Nous retrouvons un autre patient  qui est assis non loin de là. Il s’appelle Boureima Sawadogo. Il nous explique comment il est arrivé à Googo : « J’ai eu une fracture au niveau de mon dos sur les sites d’orpaillage au Sénégal. » D’origine burkinabè, Boureima vit au Sénégal avec ses parents. Selon ce dernier, il suit le traitement des rebouteurs de Googo depuis un (1) mois et 21 jours. A vu d’œil, Boureima se sent mieux. « Ma santé s’améliore chaque jour. Je me sens de plus en plus mieux.», se réjouit-il. Ce jeune de 26 ans était sur les sites d’orpaillage artisanal dans la région du Sud-Est du Sénégal. Il nous fait savoir que son accident est intervenu suite à un éboulement d’une mine d’or artisanale. Par ailleurs, il invite le gouvernement de transition du Burkina à faire recours à cette famille qui pourrait aider à soigner les blessés des attaques terroristes, surtout ceux qui ont subi des fractures ou des emboitements.

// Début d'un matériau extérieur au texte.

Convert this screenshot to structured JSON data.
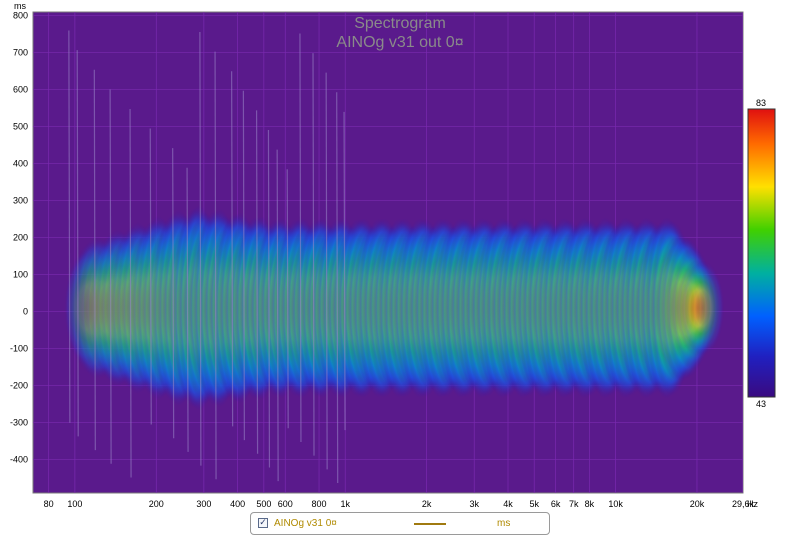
{
  "chart_data": {
    "type": "heatmap",
    "title": "Spectrogram",
    "subtitle": "AINOg v31 out 0¤",
    "ylabel": "ms",
    "xunit": "Hz",
    "xscale": "log",
    "xlim": [
      70,
      29600
    ],
    "ylim": [
      -490,
      810
    ],
    "x_ticks": [
      {
        "v": 80,
        "label": "80"
      },
      {
        "v": 100,
        "label": "100"
      },
      {
        "v": 200,
        "label": "200"
      },
      {
        "v": 300,
        "label": "300"
      },
      {
        "v": 400,
        "label": "400"
      },
      {
        "v": 500,
        "label": "500"
      },
      {
        "v": 600,
        "label": "600"
      },
      {
        "v": 800,
        "label": "800"
      },
      {
        "v": 1000,
        "label": "1k"
      },
      {
        "v": 2000,
        "label": "2k"
      },
      {
        "v": 3000,
        "label": "3k"
      },
      {
        "v": 4000,
        "label": "4k"
      },
      {
        "v": 5000,
        "label": "5k"
      },
      {
        "v": 6000,
        "label": "6k"
      },
      {
        "v": 7000,
        "label": "7k"
      },
      {
        "v": 8000,
        "label": "8k"
      },
      {
        "v": 10000,
        "label": "10k"
      },
      {
        "v": 20000,
        "label": "20k"
      },
      {
        "v": 29600,
        "label": "29,6k"
      }
    ],
    "y_ticks": [
      800,
      700,
      600,
      500,
      400,
      300,
      200,
      100,
      0,
      -100,
      -200,
      -300,
      -400
    ],
    "colorbar": {
      "min": 43,
      "max": 83,
      "min_label": "43",
      "max_label": "83"
    },
    "energy_region": {
      "f_start": 110,
      "f_end": 21000,
      "t_min": -240,
      "t_max": 250,
      "peak_t": 10
    },
    "grid": true,
    "background_color": "#5a1a8c"
  },
  "legend": {
    "series_name": "AINOg v31 0¤",
    "unit": "ms",
    "checked": true,
    "check_glyph": "✓",
    "line_color": "#a07a10"
  }
}
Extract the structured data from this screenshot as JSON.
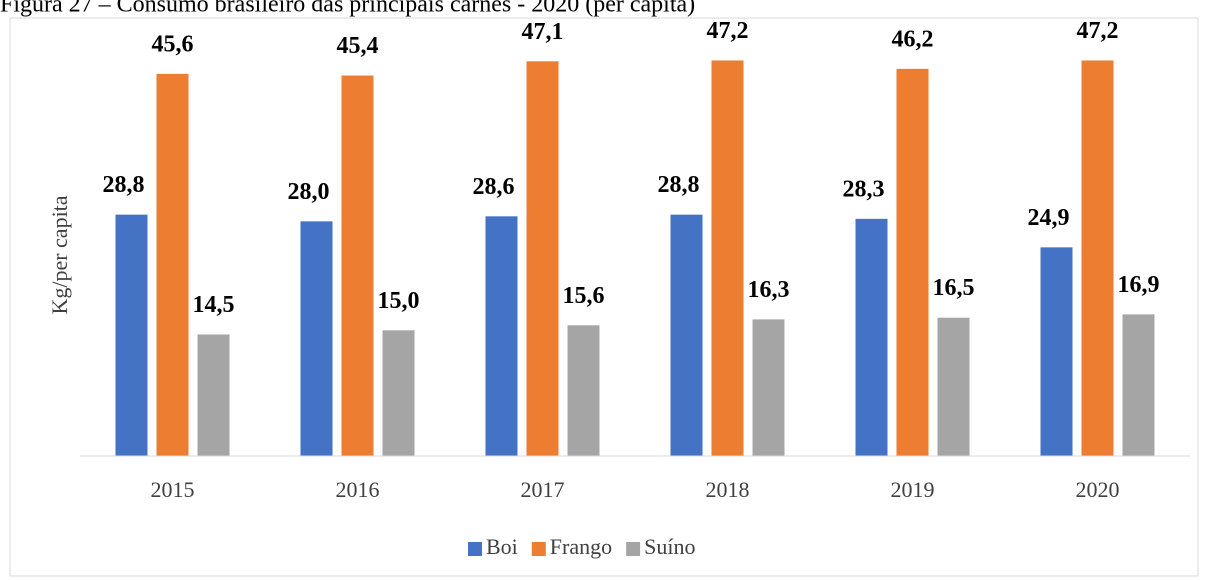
{
  "chart_data": {
    "type": "bar",
    "title": "Figura 27 – Consumo brasileiro das principais carnes - 2020 (per capita)",
    "y_label": "Kg/per capita",
    "categories": [
      "2015",
      "2016",
      "2017",
      "2018",
      "2019",
      "2020"
    ],
    "series": [
      {
        "name": "Boi",
        "color": "#4472c4",
        "values": [
          28.8,
          28.0,
          28.6,
          28.8,
          28.3,
          24.9
        ],
        "value_labels": [
          "28,8",
          "28,0",
          "28,6",
          "28,8",
          "28,3",
          "24,9"
        ]
      },
      {
        "name": "Frango",
        "color": "#ed7d31",
        "values": [
          45.6,
          45.4,
          47.1,
          47.2,
          46.2,
          47.2
        ],
        "value_labels": [
          "45,6",
          "45,4",
          "47,1",
          "47,2",
          "46,2",
          "47,2"
        ]
      },
      {
        "name": "Suíno",
        "color": "#a5a5a5",
        "values": [
          14.5,
          15.0,
          15.6,
          16.3,
          16.5,
          16.9
        ],
        "value_labels": [
          "14,5",
          "15,0",
          "15,6",
          "16,3",
          "16,5",
          "16,9"
        ]
      }
    ],
    "ylim": [
      0,
      50
    ],
    "legend": "bottom"
  }
}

Aicha Bagagna, patiente : « Je suis très satisfaite de mon état  santé… »

Dans la salle voisine se trouve Aïcha Bagagna, une jeune fille de vingt ans qui s’est fracturée la jambe gauche et le bras gauche. Elle est arrivée depuis quinze jours suite à un accident de circulation. Elle est originaire de Bouroum, commune rurale située dans la province du Namentenga. Elle est une déplacée interne résidente à Kaya, une commune qui accueille des milliers de personnes déplacées internes dans cette région du Centre – Nord. C’est une commune dont les ressortissants se sont réfugiés dans la ville de Kaya après plusieurs attaques dans la zone. «  J’ai refusé mon âne et la moto m’a fracturée la jambe et le bras », nous explique dame Aïcha dans la plaisanterie (ndlr : rire). Elle nous explique comment elle est venue dans ce village de rebouteurs : « Quand j’ai eu l’accident quelqu’un nous a indiqué ici et nous a dit que le traitement des rebouteurs est efficace. Il nous a dit qu’après un mois de traitement, nous allons témoigner de la qualité du traitement.»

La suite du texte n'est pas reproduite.